# Will A Hedgie Need A Heater In Summer??



## Beth_Davies94 (Jan 24, 2010)

hello!
im new to the world of Pygmy Hedgies, and i want to get eveything sorted before buying my first hedgehog =)
i was just wondering if the hedgie will need a heater in the summer? i live in the UK and it gets very cold in the winter, but im not sure about what to do in the summer.
whats the best way to keep my hedgie warm?
thankyou!


----------



## Immortalia (Jan 24, 2009)

It really depends on how you want to heat the cage.
If you are using a Ceramic heat emitter, then most people will use that all year round, as it just gets plugged into a thermostat and it will turn on/off according to the temperature of the cage.

If you are using a space heater, then you will have to decide raising the temp of the a/c. Always remember that a/c air is cooler than heated air. So even if your a/c says 75, it may feel more like 70. In the summer, my a/c is set at about 78, and my cage thermometer reads 75. This will vary with each individual housing. 

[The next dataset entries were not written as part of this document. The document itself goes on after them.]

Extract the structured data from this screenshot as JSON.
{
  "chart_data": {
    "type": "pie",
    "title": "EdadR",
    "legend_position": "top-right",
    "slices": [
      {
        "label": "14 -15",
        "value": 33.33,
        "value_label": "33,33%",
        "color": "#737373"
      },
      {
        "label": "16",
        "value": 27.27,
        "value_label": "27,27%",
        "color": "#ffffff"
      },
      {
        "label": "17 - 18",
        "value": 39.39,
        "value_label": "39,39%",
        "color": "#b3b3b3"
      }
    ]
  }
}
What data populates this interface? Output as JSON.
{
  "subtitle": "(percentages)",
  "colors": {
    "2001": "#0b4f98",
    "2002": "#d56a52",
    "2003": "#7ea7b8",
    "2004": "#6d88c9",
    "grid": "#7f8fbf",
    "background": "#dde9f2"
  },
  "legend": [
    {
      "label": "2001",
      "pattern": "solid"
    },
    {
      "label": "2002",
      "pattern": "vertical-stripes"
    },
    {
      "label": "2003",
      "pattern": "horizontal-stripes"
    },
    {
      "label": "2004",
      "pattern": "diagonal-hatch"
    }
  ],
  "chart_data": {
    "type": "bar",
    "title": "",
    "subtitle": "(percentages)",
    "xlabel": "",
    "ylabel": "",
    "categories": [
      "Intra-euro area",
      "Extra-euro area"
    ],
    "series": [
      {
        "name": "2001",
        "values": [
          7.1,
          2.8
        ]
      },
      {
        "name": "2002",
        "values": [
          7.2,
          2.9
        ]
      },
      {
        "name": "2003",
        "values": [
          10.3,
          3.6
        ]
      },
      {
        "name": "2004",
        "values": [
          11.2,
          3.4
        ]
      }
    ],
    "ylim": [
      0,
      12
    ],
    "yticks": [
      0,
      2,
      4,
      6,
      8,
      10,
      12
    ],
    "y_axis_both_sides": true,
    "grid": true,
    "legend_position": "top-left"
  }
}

If you need more info on the CHE's, you can search for it(located upper right corner) as there are many threads on what you need and how to set up.


----------



## Stephanie76 (Nov 2, 2009)

I seem to recall a mention of sealing up the AC vent in the room where the hedgies are (if this is applicable to others situation) with a plastic bag and some tape possibly??? I could be remembering this all wrong.... but it does seem like an option that could work if you want your home cool and want to keep their room not affected by the AC. 

Please correct me if I am off with remembering this.


----------



## Bengall77 (Aug 1, 2009)

Most central AC/heater vents can be closed or opened with a little metal lever. You could always slightly close the vent (half way or so) so that the hedgie's room will be a little warmer than the rest of the house but still have fresh air.


----------



## LizardGirl (Aug 25, 2008)

IMO you should have a heat system set up all year round. During summer it may not need run as often, but it should still be up and ready to go at any time. The best way to do this is to have your heating system hooked up to a thermostat to keep the temp stable.


----------



## Pipkin (Aug 26, 2009)

Hi im from the UK aswel. 
I would say in the actual summer you probably wont need a heater but in the winter/spring and autumn definately. 
I use a little oil filled radiator from Argos to heat the room my hedgie is in and depending on the size of the room, set it to appropriate setting. The room needs to be kept at about 24 deg.c though for your little one


----------